Great conceits don't come around everyday, and Barry Lyga has a doozy here in Mangaman, the graphic novel he recently wrote. Ryoko Kiyama was an average manga protagonist -- fighting monsters, turning chibi at odd moments, all of that -- but then he fell through "the Rift" into a more standard Western comic, where he falls in love with high school beauty Marissa Montaigne.
Colleen Doran's art tends more to the shojo-lush than shonen, which causes a bit of disconnect with Riyoko's description of his original world. (Though there are, I suppose, also boy monster-fighters even in shojo.) And the Western side of the equation is not any specific kind of actual comic being currently published -- it's more like a TV teen drama, or what the old romance comics could have turned into if they'd been allowed to grow up and progress.

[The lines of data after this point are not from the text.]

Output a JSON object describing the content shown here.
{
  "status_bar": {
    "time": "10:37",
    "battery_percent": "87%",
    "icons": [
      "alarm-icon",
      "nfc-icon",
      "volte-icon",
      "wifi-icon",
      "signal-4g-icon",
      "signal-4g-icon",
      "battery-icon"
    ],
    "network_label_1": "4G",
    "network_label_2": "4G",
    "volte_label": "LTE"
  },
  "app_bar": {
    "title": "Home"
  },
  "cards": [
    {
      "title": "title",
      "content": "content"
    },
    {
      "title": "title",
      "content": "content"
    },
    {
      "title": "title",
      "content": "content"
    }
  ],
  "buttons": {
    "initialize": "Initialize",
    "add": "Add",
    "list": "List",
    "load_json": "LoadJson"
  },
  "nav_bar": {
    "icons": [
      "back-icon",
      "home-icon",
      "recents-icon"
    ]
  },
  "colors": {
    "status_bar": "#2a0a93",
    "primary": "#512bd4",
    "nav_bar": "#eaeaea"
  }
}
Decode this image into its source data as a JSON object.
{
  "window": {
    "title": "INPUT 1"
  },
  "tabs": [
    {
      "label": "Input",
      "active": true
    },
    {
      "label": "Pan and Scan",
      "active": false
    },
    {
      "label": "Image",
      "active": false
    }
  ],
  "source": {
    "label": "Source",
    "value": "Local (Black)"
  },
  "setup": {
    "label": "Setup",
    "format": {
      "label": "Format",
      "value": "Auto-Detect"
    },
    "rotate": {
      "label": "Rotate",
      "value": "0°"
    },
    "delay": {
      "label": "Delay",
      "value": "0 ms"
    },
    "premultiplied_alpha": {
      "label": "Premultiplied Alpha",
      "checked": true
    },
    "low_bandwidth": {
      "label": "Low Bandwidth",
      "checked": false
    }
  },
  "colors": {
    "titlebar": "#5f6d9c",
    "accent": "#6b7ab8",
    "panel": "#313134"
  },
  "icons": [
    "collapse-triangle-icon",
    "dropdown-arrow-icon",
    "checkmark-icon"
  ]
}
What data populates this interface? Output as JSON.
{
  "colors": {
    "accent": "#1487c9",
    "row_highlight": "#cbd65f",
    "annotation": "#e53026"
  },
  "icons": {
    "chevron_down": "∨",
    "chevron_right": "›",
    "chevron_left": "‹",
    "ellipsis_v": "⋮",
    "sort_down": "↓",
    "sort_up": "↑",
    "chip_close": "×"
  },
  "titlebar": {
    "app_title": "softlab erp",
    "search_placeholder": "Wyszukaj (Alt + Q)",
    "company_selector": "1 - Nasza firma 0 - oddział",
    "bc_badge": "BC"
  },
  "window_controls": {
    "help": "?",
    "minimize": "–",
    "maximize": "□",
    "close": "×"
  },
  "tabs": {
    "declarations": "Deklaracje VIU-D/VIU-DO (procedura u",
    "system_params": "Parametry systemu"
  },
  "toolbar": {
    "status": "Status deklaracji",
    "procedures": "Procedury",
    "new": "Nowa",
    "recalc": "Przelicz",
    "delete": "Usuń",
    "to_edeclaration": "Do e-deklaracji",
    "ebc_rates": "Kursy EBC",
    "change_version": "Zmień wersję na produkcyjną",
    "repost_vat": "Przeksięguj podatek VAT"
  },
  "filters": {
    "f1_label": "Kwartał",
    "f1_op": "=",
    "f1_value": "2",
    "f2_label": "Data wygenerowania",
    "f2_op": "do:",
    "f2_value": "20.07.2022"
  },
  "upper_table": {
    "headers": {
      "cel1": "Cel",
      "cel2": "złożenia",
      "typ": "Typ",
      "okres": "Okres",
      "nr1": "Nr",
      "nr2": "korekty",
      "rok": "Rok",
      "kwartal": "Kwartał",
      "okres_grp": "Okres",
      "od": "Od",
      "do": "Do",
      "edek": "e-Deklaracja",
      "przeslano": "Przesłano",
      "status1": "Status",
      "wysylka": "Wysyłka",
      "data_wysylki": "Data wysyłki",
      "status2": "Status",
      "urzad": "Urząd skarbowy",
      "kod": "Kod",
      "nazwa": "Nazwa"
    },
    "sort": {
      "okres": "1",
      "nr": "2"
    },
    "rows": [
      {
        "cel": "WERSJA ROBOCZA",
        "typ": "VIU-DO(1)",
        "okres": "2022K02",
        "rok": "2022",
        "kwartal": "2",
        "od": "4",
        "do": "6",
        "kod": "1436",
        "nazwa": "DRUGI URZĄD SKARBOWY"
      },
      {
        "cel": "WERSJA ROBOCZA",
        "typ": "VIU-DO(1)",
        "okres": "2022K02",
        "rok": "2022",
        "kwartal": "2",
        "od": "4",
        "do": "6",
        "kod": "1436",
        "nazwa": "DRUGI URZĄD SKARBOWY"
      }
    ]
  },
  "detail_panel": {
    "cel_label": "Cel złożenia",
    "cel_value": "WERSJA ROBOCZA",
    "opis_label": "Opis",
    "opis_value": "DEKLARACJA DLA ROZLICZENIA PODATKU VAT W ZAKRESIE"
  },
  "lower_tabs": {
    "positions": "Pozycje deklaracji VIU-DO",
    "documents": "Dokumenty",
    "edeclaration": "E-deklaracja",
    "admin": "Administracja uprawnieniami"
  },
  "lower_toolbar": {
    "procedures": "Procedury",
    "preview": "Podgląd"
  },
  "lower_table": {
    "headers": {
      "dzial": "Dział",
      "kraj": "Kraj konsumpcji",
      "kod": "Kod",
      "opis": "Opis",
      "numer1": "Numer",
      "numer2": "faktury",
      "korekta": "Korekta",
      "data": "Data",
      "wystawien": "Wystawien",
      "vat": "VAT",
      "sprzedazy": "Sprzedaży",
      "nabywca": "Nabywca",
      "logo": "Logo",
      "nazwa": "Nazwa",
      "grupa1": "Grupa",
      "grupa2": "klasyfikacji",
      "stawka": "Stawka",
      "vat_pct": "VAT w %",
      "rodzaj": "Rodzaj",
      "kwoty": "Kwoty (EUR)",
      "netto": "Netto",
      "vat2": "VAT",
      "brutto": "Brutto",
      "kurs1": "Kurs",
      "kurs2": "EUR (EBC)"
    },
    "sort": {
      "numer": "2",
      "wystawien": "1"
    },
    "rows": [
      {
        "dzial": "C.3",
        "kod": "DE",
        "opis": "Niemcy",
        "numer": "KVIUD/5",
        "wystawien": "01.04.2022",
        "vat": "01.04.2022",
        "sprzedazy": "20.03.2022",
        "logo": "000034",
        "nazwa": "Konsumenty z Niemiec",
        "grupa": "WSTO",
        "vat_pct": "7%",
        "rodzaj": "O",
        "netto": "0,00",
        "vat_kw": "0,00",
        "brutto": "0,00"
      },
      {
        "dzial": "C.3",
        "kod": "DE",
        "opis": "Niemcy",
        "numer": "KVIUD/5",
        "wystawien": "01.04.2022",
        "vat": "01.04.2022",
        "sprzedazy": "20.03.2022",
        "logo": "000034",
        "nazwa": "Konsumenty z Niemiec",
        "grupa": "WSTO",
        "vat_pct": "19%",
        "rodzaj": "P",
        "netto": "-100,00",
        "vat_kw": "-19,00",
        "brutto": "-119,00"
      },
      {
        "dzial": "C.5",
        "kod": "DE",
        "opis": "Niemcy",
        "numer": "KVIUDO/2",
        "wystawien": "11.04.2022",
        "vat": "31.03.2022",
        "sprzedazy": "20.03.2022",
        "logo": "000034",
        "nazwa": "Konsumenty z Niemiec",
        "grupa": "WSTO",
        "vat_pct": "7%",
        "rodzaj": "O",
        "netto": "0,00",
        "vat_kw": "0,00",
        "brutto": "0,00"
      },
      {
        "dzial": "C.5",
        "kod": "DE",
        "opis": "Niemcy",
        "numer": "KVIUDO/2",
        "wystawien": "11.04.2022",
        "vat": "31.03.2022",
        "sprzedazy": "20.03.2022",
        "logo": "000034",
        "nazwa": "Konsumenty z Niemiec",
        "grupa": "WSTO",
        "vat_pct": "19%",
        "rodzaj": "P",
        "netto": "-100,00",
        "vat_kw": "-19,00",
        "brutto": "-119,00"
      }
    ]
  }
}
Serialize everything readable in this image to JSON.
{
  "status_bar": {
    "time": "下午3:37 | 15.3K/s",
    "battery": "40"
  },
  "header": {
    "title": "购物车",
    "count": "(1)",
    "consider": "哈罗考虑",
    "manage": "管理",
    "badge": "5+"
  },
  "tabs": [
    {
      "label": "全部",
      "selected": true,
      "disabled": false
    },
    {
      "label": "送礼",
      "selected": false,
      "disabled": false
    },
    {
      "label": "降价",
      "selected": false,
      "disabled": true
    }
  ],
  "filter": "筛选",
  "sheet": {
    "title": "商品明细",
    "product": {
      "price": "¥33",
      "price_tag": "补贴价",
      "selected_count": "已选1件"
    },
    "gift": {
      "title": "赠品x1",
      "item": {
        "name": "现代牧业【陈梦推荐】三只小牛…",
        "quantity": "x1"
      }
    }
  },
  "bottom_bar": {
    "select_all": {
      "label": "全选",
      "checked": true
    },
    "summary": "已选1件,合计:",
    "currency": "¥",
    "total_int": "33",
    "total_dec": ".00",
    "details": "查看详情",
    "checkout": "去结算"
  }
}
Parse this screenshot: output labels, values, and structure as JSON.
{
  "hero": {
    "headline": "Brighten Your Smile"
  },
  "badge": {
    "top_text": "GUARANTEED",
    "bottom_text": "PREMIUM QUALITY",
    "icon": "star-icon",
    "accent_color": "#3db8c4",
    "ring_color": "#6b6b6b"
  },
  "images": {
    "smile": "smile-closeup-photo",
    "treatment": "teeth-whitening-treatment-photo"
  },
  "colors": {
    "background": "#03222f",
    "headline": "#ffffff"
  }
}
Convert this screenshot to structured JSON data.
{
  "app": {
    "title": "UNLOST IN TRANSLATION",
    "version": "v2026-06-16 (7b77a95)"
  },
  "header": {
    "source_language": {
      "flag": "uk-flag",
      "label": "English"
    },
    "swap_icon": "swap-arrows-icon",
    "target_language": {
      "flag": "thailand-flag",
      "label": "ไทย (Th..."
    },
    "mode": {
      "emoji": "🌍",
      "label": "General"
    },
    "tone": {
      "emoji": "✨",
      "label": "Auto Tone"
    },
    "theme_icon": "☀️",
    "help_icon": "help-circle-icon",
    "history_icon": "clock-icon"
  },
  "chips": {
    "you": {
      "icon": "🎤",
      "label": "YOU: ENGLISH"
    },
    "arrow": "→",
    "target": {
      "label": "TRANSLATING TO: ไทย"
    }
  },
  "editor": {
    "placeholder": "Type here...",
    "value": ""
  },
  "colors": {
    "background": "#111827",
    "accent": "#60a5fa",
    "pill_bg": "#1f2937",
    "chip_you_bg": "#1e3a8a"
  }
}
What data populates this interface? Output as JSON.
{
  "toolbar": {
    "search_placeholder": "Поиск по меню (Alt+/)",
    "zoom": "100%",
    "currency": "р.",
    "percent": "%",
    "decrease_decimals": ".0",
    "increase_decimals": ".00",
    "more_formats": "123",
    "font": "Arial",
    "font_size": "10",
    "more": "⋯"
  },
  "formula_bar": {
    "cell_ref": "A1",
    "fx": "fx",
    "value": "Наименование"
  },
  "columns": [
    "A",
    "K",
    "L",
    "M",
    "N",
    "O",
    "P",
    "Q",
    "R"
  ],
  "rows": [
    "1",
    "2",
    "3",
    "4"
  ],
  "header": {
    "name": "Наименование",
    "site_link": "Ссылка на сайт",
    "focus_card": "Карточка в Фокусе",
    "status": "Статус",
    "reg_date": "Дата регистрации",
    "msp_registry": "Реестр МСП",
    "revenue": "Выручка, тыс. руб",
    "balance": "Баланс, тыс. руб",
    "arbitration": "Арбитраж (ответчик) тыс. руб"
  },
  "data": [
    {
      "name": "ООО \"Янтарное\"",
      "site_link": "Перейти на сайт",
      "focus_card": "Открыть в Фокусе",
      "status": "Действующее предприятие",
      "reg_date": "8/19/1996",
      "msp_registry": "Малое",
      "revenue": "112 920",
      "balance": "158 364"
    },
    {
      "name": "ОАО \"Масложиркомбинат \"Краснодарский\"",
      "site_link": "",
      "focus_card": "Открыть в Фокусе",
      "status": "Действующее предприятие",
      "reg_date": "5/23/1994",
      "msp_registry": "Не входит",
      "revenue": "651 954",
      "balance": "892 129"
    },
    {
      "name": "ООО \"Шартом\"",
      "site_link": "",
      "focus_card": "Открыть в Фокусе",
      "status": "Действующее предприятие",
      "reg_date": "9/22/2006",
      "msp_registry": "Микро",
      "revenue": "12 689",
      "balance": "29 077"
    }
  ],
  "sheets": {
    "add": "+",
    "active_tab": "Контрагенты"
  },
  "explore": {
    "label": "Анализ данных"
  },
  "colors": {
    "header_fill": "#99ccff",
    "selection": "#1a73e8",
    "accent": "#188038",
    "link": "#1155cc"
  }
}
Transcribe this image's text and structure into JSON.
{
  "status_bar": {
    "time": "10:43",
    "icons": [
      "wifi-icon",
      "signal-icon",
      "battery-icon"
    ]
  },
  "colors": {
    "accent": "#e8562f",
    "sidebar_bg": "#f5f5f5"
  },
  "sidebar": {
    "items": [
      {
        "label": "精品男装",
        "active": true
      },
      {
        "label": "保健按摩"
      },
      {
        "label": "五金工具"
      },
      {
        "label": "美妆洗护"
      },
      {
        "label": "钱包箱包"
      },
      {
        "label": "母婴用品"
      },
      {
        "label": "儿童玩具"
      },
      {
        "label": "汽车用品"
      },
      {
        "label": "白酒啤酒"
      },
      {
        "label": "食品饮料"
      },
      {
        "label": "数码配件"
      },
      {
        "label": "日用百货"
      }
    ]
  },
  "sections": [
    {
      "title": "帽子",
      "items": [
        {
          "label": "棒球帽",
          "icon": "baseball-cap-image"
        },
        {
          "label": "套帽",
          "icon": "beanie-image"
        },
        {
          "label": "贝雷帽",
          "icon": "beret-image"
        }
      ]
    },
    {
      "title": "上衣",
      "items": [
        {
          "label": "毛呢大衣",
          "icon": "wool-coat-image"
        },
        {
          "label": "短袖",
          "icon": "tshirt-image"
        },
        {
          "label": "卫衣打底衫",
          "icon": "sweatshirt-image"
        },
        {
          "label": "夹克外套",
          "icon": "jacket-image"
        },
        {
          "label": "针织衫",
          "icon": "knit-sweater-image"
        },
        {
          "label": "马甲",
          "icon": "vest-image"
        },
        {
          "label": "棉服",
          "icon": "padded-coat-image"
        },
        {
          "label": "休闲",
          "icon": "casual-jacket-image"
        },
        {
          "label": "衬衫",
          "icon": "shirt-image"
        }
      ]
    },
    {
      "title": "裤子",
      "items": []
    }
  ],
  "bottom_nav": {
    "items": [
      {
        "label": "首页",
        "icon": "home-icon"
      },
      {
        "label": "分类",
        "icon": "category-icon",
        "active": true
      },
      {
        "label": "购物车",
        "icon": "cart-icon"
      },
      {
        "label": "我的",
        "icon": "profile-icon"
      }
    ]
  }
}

Still, those are quibbles, since Mangaman is a fun and fast-paced story of culture shock, varying speed-line styles, and the horrors that lurk between panel borders. Riyoko battles the invading Kaiju -- and Marissa's ex-boyfriend Chaz, who hates "the freak" in precisely the way that you'd expect a jock to hate him -- teaches Marissa a bit about his kind of stories and art, and has a solid ending. Mangaman is a neat comic, particularly for those who read and enjoy both Japanese and American comics styles. But I still have a nagging feeling that Riyoko should have been more shonen-esque and that he should have landed in something more obviously an American comic -- probably with those long-underwear types.